Differentiated digestion resistance and physicochemical properties of linear and α-1,2/α-1,3 branched isomaltodextrins prepared by 4,6-α-glucanotransferase and branching sucrases

Isomaltodextrins (IMDs) are starch-based dietary fibers (DF) prepared enzymatically, which show great potential as a functional food ingredient. In this study, a series of novel IMDs with diverse structures were generated by 4,6-α-glucanotransferase GtfBΔN from Limosilactobacillus fermentum NCC 3057, combined with two α-1,2 and α-1,3 branching sucrases. Results indicated that α-1,2 and α-1,3 branching significantly improved the DF contents of α-1,6 linear products up to 60.9-62.8%. When altering the ratios of [sucrose]/[maltodextrin], IMDs containing 25.8-89.0% α-1,6 bonds, 0-59.6% α-1,2 bonds and 0-35.1% α-1,3 bonds and Mw ranged from 1967 to 4876 Da were obtained. Physicochemical property analysis showed that grafting with α-1,2 or α-1,3 single glycosyl branches can improve the solubility of the α-1,6 linear product, in which α-1,3 branched products were better. Moreover, α-1,2 or α-1,3 branching did no effect on the viscosity of the products but Mw did, the larger Mw the greater viscosity. In addition, α-1,6 linear and α-1,2 or α-1,3 branched IMDs all exhibited strong acid-heating stabilities, freeze-thaw stabilities, and good resistance to browning caused by the Maillard reaction. Branched IMDs showed excellent storage stabilities at room temperature for one year at a concentration of 60%, whereas 45% α-1,6 linear IMD precipitated quickly within 12 h.
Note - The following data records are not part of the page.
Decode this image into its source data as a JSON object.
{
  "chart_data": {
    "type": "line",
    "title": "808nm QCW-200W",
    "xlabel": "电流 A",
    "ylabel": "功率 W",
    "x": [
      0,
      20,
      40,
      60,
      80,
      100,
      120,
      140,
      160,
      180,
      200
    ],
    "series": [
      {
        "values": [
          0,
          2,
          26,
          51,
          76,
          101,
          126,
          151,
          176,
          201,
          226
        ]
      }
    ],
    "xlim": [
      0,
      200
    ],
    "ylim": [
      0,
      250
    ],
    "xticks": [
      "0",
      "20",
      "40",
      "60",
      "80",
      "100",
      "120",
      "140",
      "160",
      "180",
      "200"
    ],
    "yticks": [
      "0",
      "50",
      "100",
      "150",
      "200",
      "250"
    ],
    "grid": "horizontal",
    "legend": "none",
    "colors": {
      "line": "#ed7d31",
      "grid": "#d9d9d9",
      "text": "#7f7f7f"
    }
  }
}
Most importantly, α-1,2 or α-1,3 branching remarkably increased the contents of resistant starch in the α-1,6 linear IMDs to 74.5-76.8%. These clear qualitative assessments demonstrated the outstanding processing and application properties of the branched IMDs and were expected to provide valuable perspectives toward the technological innovation of functional carbohydrates.
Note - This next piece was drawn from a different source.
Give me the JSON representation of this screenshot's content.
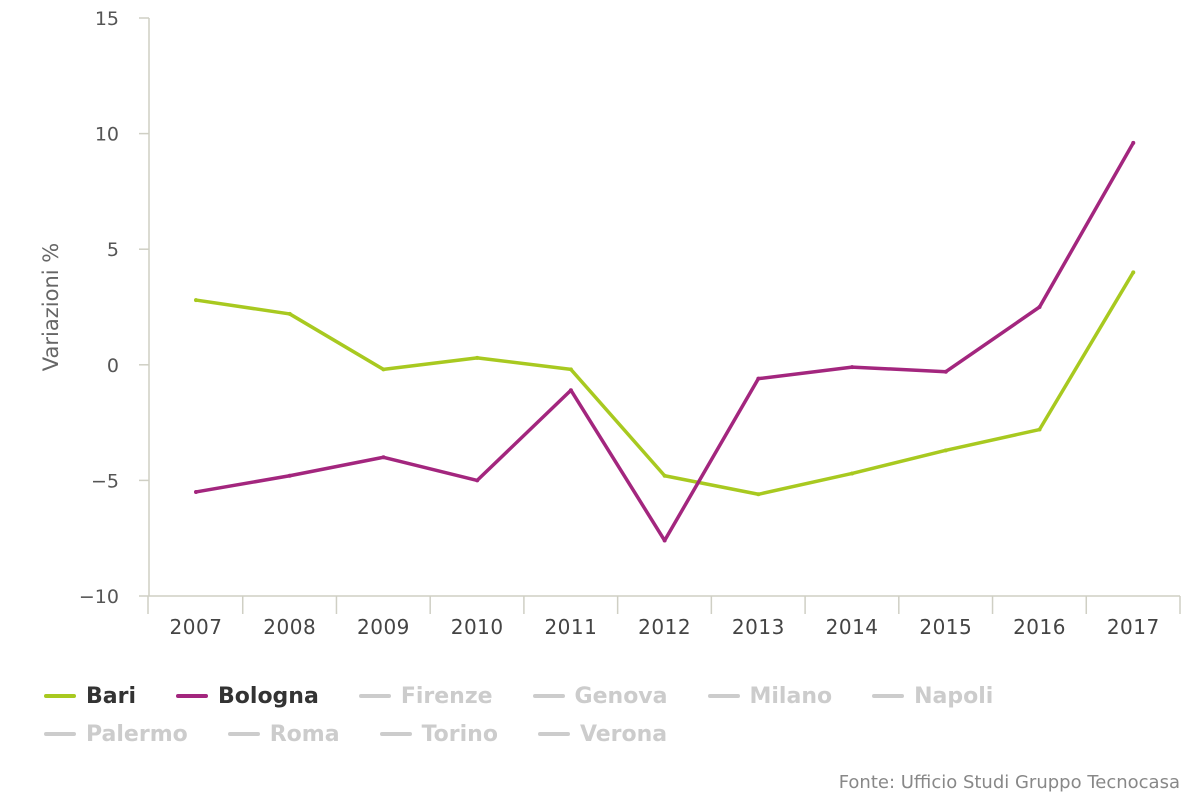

Diverse prebiotic effects of isomaltodextrins with different glycosidic linkages and molecular weights on human gut bacteria in vitro

Isomaltodextrin (IMD) is a novel dietary fiber enzymatically produced by reconstructing the molecular chain structure of starch using glycosyltransferases. In this study, the specific prebiotic effects of α-1,6 linear and α-1,2 or α-1,3 branched IMDs with different molecular weights (Mw) on human intestinal bacteria were investigated by pure culture of single strains and mixed fermentation of human fecal microflora in vitro. The results showed that α-1,6 linear IMDs markedly promoted beneficial Bifidobacterium and Lactobacillus in both pure culture and mixed fermentation. α-1,3 branching exhibited similar selectivity with α-1,6 linkage but yielded more butyrate in pure cultures. In contrast, IMDs containing α-1,2 branches were utilized efficiently only during mixed fermentation, which was speculated to result from metabolic cross-feeding. Regarding Mw, IMDs with lower Mw showed better prebiotic effects in pure cultures but no differences in mixed culture. These findings provide a theoretical basis for their application as functional foods.